Après
que l’homme ait décidé de se sédentariser, il a prélevé des plantes dans la
nature qu’il entretient pour se nourrir et cela est devenu l’agriculture. Il a
également domestiqué des animaux selon son besoin. De la poule au chien, de la
chèvre à la vache, il a fait de ceux-ci sa propriété. C’est ainsi que ceux-ci
ont commencé à lui rendre service. Pour ce qui est des herbivores, l’homme a
continué à les faire nourrir par la nature. La nature étant très vaste, ces
herbivores étaient bien nourris et leur multiplication permettait à l’homme d’être
satisfait. L’homme a ensuite découvert qu’il pouvait partager avec les petits
de certains herbivores (la chèvre et la vache), le lait. Cela a contribué à
enrichir et à diversifier l’alimentation de l’homme.
Le
Burkina faisant partie de l’humanité. L’élevage constitue une source de
compléments alimentaires et une source de revenus. En 1969, quand je faisais la
classe de CM2, la population du Burkina était estimée à environ 4 millions d’habitants.

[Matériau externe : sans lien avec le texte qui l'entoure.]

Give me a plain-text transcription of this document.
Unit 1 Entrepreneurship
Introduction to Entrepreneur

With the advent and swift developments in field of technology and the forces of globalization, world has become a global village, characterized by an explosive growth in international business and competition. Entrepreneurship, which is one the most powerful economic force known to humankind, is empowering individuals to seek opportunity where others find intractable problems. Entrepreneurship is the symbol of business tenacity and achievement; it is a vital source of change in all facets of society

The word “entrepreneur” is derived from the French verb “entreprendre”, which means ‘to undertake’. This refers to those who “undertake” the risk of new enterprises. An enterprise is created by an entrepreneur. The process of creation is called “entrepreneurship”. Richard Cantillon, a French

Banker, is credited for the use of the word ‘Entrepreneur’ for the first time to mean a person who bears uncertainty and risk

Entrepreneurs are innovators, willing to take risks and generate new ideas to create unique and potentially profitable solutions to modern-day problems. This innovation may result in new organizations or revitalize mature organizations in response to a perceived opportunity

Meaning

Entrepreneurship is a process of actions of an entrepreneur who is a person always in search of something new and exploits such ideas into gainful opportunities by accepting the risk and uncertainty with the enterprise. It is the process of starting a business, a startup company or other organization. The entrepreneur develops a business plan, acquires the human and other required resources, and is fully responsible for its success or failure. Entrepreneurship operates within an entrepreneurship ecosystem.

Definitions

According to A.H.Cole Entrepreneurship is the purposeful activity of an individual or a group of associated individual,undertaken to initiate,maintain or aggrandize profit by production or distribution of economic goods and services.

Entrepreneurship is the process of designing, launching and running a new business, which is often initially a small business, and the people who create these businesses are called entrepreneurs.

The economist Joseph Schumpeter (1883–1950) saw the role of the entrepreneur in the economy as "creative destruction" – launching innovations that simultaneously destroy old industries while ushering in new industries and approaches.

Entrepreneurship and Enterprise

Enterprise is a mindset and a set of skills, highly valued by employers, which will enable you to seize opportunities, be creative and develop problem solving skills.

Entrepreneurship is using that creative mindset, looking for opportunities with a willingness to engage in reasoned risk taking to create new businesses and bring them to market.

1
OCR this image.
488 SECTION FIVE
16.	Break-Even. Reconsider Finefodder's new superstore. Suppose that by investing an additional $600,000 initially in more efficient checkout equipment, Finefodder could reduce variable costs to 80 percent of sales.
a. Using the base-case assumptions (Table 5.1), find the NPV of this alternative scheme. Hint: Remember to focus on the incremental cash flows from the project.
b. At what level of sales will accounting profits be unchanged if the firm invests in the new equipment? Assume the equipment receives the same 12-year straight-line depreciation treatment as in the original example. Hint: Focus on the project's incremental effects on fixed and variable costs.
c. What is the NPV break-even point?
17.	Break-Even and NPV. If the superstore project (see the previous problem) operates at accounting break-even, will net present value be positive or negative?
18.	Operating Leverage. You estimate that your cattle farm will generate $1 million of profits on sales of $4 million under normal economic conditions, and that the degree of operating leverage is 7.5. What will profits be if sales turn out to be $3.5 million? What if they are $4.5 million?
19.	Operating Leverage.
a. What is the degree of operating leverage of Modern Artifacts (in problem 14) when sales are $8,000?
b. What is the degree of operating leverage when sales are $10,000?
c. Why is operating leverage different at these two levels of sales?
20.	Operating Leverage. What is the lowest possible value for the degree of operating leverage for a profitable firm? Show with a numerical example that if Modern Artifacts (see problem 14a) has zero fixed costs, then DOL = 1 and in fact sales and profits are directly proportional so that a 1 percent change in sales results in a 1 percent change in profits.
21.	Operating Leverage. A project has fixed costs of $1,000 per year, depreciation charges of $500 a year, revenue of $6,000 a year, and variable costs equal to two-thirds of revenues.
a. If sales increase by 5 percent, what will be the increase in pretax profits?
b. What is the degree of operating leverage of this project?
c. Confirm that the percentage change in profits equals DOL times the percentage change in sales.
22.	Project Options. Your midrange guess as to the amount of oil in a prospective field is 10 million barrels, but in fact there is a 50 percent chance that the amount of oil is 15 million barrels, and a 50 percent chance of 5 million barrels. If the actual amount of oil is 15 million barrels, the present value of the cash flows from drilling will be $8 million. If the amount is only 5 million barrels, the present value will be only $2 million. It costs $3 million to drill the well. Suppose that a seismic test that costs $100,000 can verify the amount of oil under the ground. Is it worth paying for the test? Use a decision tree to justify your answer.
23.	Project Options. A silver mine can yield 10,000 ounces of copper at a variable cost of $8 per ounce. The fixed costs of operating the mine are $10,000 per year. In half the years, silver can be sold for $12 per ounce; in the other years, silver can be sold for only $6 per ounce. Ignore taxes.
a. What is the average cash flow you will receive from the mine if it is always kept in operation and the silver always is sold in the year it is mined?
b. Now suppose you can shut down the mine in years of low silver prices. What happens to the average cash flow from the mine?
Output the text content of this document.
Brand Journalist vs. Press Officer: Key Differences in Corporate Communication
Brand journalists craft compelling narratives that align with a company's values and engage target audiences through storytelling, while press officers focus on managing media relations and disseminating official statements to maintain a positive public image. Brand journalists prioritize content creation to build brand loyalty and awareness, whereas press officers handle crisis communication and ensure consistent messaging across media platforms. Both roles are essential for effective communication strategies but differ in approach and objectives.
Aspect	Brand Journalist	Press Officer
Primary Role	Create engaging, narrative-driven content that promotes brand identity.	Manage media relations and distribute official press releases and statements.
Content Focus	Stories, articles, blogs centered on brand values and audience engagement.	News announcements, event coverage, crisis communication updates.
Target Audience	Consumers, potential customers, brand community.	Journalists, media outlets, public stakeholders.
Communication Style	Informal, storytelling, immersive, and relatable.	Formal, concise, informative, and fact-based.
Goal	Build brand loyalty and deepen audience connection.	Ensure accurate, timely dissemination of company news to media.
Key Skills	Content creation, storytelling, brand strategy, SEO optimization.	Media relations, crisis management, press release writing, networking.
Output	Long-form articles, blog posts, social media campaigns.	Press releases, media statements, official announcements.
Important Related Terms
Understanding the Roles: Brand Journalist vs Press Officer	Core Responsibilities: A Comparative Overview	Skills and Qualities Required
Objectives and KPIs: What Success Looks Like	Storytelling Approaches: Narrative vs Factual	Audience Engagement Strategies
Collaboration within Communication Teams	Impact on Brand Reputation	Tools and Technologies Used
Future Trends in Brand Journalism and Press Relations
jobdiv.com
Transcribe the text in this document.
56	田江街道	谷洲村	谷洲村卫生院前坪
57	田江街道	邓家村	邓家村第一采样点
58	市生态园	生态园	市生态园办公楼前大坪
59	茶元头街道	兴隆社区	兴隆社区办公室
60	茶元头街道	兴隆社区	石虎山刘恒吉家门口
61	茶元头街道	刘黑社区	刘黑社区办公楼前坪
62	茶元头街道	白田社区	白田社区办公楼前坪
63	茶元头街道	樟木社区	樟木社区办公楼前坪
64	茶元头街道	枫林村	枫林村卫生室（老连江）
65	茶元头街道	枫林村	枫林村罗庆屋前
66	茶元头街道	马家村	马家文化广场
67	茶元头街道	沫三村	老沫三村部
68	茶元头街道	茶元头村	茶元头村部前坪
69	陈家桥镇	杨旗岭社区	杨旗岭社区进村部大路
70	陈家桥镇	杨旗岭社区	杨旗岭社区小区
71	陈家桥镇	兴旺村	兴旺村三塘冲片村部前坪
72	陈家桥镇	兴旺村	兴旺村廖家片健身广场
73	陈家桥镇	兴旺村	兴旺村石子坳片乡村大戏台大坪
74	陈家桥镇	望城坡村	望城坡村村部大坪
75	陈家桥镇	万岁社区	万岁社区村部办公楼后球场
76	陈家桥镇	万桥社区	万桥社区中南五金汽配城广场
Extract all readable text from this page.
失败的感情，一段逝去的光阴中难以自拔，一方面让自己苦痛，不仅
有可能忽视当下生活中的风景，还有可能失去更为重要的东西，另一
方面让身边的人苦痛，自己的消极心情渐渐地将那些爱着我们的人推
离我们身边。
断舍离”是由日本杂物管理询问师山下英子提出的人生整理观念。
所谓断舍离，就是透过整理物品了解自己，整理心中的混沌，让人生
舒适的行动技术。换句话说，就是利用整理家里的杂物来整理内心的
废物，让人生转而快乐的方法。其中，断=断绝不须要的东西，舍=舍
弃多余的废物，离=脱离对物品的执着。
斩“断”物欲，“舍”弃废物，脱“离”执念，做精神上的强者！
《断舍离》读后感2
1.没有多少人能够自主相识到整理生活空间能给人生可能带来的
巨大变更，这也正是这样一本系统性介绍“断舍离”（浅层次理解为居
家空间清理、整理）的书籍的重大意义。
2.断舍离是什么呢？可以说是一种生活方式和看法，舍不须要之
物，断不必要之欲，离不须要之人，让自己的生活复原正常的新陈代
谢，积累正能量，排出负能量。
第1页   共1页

En 2016 on parle de 17 millions. Plus de 4 millions de burkinabé vivent à
l’extérieur du pays. La raison principale pour laquelle ces derniers ont quitté
le Burkina, c’est qu’ils ne trouvaient pas leurs comptes. Ils sont donc allés à
la recherche d’une vie meilleure. Sur les 17 millions d’habitants, environ 80%
sont des ruraux et vivent essentiellement d’Agriculture (productions végétale
et animale) et de petits commerces.
Sous
nos cieux, au lieu que ces deux activités soient, complémentaires, on assiste à
un conflit agriculteur-éleveur permanent. La cause profonde est liée à une
mauvaise gestion bidimensionnelle notamment la mauvaise gestion de la démographie
et celle liée à la modernisation de l’Agriculture (production végétale) et de
l’élevage (production animale). Moi en tant qu’acteur des deux activités, je dis
que ces conflits sont entretenus par la mauvaise vision des deux ministères. En
effet, il est très courant de voir les techniciens des ministères en charge de
l’agriculture et de l’élevage, gérer mal
cette complémentarité entre les deux activités. Ils sont souvent les animateurs
du conflit.
Il
m’est arrivé d’aller au Tchad. Ce conflit agriculteur-éleveur y existe mais ce
qui m’a marqué au Tchad est que les autorités tchadiennes aient décidé d’interdire
l’utilisation des sachets plastiques. Ils ont œuvré à joindre l’acte à la
parole. J’ai fait le tronçon N’Djamena Moundou, un tronçon de près de 500 km. Tout
au long du tronçon, on ne voit pas de sachets ni dans les villes ni dans la
nature. La raison avancée par les autorités tchadiennes est que les sachets
plastiques sont nuisibles à l’élevage et à l’agriculture. C’est un signal qui
ne résout pas tout le problème de modernisation mais qui montre que les
autorités savent que les deux métiers sont liés. Au Burkina Faso, la décision d’interdire
les sachets plastiques avait été prise sous l’ancien régime mais elle n’a
jamais appliquée. Je souhaite donc que le pouvoir actuel régénère cette
décision, s’attèle à son application effective sur le terrain tout en proposant
des alternatives adéquates aux utilisateurs des sachets.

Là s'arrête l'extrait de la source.